The conference examined the sharp increase in the amount of foreign loans, securities and other liabilities incurred by private companies and financial institutions between 2002 and 2007 - the ‘boom period’ - and looked at how policy-makers can better monitor corporate cross-border lending.
“Private sector external debt, especially in developing countries like Zambia, has significantly grown over the past few years,” said Alice Konga, a senior economist at the Bank of Zambia, during the conference.
“For our country, the short-term debt capturing and monitoring has not been sufficiently recorded, and I am hoping I can [learn from] other countries which are doing it more consistently.”
Total debt flows to corporations in developing countries rose from US$81 billion in 2002 to US$423 billion in 2008, while the proportion of private debt out of total external debt rose from 12 per cent in 1991 to approximately 50 per cent in 2008.
The sharp rise in corporate cross-border lending is a “recipe for possible crises in the future”, according to Walton Gilpin, Debt Management Adviser at the Commonwealth Secretariat. “This needs to be closely monitored with appropriate macroeconomic policies and monitoring frameworks,” he said.
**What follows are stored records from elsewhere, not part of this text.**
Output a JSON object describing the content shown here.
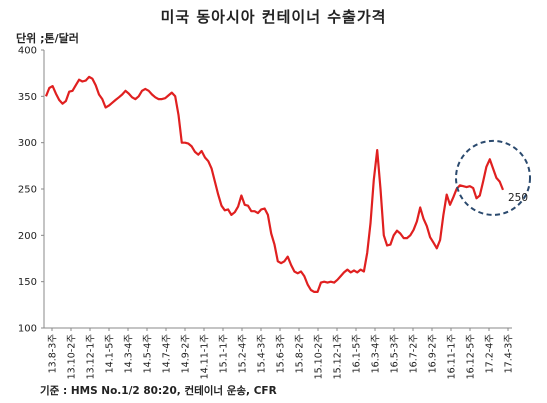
{
  "title": "미국 동아시아 컨테이너 수출가격",
  "unit_label": "단위 ;톤/달러",
  "source_note": "기준 : HMS No.1/2 80:20, 컨테이너 운송, CFR",
  "chart_data": {
    "type": "line",
    "title": "미국 동아시아 컨테이너 수출가격",
    "ylabel": "단위 ;톤/달러",
    "xlabel": "",
    "ylim": [
      100,
      400
    ],
    "yticks": [
      100,
      150,
      200,
      250,
      300,
      350,
      400
    ],
    "grid": false,
    "line_color": "#e02020",
    "highlight": {
      "text": "250",
      "value": 250,
      "circle_color": "#2b4a6e"
    },
    "x_labels": [
      "13.8-3주",
      "13.10-2주",
      "13.12-1주",
      "14.1-5주",
      "14.3-4주",
      "14.5-4주",
      "14.7-4주",
      "14.9-2주",
      "14.11-1주",
      "15.1-1주",
      "15.2-4주",
      "15.4-3주",
      "15.6-3주",
      "15.8-2주",
      "15.10-2주",
      "15.12-1주",
      "16.1-5주",
      "16.3-4주",
      "16.5-3주",
      "16.7-2주",
      "16.9-2주",
      "16.11-1주",
      "16.12-5주",
      "17.2-4주",
      "17.4-3주"
    ],
    "values": [
      350,
      359,
      361,
      353,
      346,
      342,
      345,
      355,
      356,
      362,
      368,
      366,
      367,
      371,
      369,
      362,
      352,
      347,
      338,
      340,
      343,
      346,
      349,
      352,
      356,
      353,
      349,
      347,
      350,
      356,
      358,
      356,
      352,
      349,
      347,
      347,
      348,
      351,
      354,
      350,
      330,
      300,
      300,
      299,
      296,
      290,
      287,
      291,
      284,
      280,
      272,
      258,
      244,
      232,
      227,
      228,
      222,
      225,
      231,
      243,
      233,
      232,
      226,
      226,
      224,
      228,
      229,
      222,
      202,
      190,
      172,
      170,
      172,
      177,
      168,
      161,
      159,
      161,
      156,
      147,
      141,
      139,
      139,
      149,
      150,
      149,
      150,
      149,
      152,
      156,
      160,
      163,
      160,
      162,
      160,
      163,
      161,
      181,
      213,
      260,
      292,
      250,
      200,
      189,
      190,
      200,
      205,
      202,
      197,
      197,
      200,
      206,
      215,
      230,
      218,
      210,
      198,
      192,
      186,
      195,
      222,
      244,
      233,
      241,
      250,
      254,
      253,
      252,
      253,
      251,
      240,
      243,
      258,
      274,
      282,
      272,
      262,
      258,
      249
    ]
  }
}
“The fact that the private sector has acquired so much more debt in the past five or six years brings to the fore the need to monitor such flows.”
Over the course of the two-day programme, participants from 17 countries looked at the institutional arrangements, policy issues and regulatory frameworks required to manage and monitor private sector external debt. Sessions covered the need for more robust information management systems to assist countries in recording data.
- Short-term liabilities make up a growing proportion of total private sector external debt - doubling from 12 per cent in the late 1980s to 25 per cent by 2008.
- The bulk of debt flows to developing countries emanates from cross-border bank lending.
The conference, which was attended by officials from the World Bank, the International Monetary Fund, the Bank of International Settlements, and the United Nations Conference on Trade and Development, involved presentations from countries as diverse as India and Botswana as well as non-Commonwealth states such as Thailand and Mexico.
A set of practical guidelines for countries dealing with the issue of external private sector debt is set to be produced and distributed by the Secretariat following the conference, which was held at Marlborough House in London, UK, on 17–18 September 2009.
Wasswa Kajubi, Director of Statistics at the Bank of Uganda, speaking after one of the sessions, acknowledged that private companies’ ability to access foreign debt has presented “challenges” for developing countries such as Uganda.

“As a central bank we are concerned about private sector debt becoming [unsustainable] in the long run,” he said. “The increased connectivity of the Uganda economic market exposes the economy to shocks from the international markets.”
Hannatu Suleiman, External Debt Team Leader at the Debt Management Office in Nigeria, agreed that it is important to “keep a tab” on private sector debt, adding that the conference had been “very useful”.
Ms Suleiman said she was glad to learn from the experiences of countries such as Zambia, Mexico and Thailand. “I hope that when we go back we will be able to try to do it the way they have done it,” she commented.
Ransford Smith, Deputy Secretary-General of the Commonwealth, addressing the participants on the opening day, said: “[The Secretariat] considers this seminar very timely not only because it will address an issue of growing importance, but also because it addresses the need for a comprehensive and robust computerised system to comprehensively record such debt liabilities.
“Countries need to put in place appropriate institutional arrangements to capture debt flows contracted by the private sector and also to record and monitor trends in short-term external debt.”
Capturing, recording and monitoring the private sector external debt has become as important as public external debt it like a time bomb and its already ticking, the earlier the better.